La cryptologie, parce qu’elle a pour objet d’assurer l’intégrité, l’authenticité et la confidentialité des communications, est presque aussi vieille que l’art de la guerre. Jacques Stern lui a d’ailleurs consacré un livre intitulé "La Science du secret". Les armées de Jules César chiffraient déjà de manière très efficace leurs messages. Le premier manuscrit connu sur cette science a été rédigé dès 850 par le savant et philosophe arabe al-Kindi.

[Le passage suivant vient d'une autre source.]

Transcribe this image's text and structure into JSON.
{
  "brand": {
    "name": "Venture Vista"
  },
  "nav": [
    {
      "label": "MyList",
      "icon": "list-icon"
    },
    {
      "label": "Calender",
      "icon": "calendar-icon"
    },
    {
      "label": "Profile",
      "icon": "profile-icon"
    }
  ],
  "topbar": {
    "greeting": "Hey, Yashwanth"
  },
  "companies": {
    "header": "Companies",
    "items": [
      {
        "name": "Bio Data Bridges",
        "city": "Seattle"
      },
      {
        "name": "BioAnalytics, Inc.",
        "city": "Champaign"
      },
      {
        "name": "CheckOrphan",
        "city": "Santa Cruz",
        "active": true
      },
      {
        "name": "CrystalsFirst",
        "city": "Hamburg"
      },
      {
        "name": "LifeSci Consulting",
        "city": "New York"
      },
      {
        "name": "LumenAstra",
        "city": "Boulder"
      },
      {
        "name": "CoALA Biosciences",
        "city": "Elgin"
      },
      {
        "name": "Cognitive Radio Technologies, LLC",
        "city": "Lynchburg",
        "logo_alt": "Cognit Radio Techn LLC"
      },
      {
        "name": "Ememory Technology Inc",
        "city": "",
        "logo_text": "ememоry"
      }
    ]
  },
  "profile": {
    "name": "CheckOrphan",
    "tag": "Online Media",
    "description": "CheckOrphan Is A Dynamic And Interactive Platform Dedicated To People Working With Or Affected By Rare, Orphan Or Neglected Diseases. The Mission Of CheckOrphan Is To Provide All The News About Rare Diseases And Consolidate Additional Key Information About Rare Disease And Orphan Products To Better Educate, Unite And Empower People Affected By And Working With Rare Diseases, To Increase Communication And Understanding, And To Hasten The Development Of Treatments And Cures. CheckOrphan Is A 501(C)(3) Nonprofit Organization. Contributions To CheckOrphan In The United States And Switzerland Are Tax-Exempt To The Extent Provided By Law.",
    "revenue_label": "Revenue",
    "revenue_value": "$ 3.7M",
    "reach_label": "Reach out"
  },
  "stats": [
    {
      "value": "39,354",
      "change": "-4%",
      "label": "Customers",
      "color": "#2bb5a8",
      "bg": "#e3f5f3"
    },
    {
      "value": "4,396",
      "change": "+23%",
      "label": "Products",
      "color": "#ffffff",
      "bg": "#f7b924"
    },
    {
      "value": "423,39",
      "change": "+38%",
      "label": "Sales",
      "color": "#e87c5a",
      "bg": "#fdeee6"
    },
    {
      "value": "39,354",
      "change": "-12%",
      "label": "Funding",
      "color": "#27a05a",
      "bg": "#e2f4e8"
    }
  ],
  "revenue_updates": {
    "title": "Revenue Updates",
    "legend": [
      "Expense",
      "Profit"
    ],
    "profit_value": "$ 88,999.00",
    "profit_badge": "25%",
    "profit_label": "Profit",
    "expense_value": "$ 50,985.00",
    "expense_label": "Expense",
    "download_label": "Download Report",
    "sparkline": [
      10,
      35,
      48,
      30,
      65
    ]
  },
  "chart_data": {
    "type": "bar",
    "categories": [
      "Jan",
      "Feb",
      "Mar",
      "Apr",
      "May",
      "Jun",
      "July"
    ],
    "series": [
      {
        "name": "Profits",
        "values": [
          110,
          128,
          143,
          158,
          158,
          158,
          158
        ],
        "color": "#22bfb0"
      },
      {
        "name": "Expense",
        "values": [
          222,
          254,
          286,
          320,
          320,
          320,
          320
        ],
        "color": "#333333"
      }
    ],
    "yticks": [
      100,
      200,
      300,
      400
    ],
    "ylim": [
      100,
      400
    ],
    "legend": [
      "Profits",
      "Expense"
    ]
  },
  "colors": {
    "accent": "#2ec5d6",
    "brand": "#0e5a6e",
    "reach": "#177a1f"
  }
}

Pendant la dernière guerre mondiale, le mathématicien anglais Alan Turing - l’une des sources d’inspiration citées par M. Stern - a joué un rôle déterminant dans la victoire alliée en cassant le code utilisé par les nazis.

A cette époque, la cryptologie est chasse gardée des militaires. La rupture intervient en 1976, avec l’invention de la cryptologie à clef publique. Elle permet d’éliminer tout échange préalable de code et d’instaurer une "signature" permettant de garantir que l’émetteur a bien envoyé le message.

Deux ans plus tard, la création d’un premier algorithme, baptisé RSA, peut faire basculer cette "science des secrets" dans le domaine civil. L’émergence d’internet et des transactions électroniques allait la rendre incontournable.

"La sécurité, a fait valoir M. Stern, c’est une chaîne dont la cryptologie n’est qu’un maillon, mais peut-être son maillon le plus solide", par rapport aux autres failles que sont les systèmes d’exploitation, les intrusions...

Issu des mathématiques, M. Stern est l’auteur de quelque 150 publications dans les revues scientifiques. Il siège aussi dans de nombreux comités officiels, comme l’observatoire de la sécurité des paiements électroniques, un secteur où la sécurité des transactions a été un temps mise en doute.

L’une des spécialités de l’école française de cryptologie, dont M. Stern est le maître incontesté, est l’accent mis sur la sécurité. Ce n’est pas parce qu’un algorithme a résisté aux attaques qu’il est sûr ! En 2000, son équipe a ainsi pu démontrer qu’une norme d’échange électronique était fiable, contrairement à la rumeur qui secouait le monde des utilisateurs de l’internet.

M. Stern affirme que les "hackers" ne l’empêchent pas de dormir. En revanche, les ordinateurs quantiques, sur lesquels travaillent des équipes de scientifiques dans le monde entier, seraient un "cauchemar pour les spécialistes de cryptologie, s’ils devaient voir le jour, puisqu’ils seraient capable de casser nos mécanismes de protection", redoute-t-il.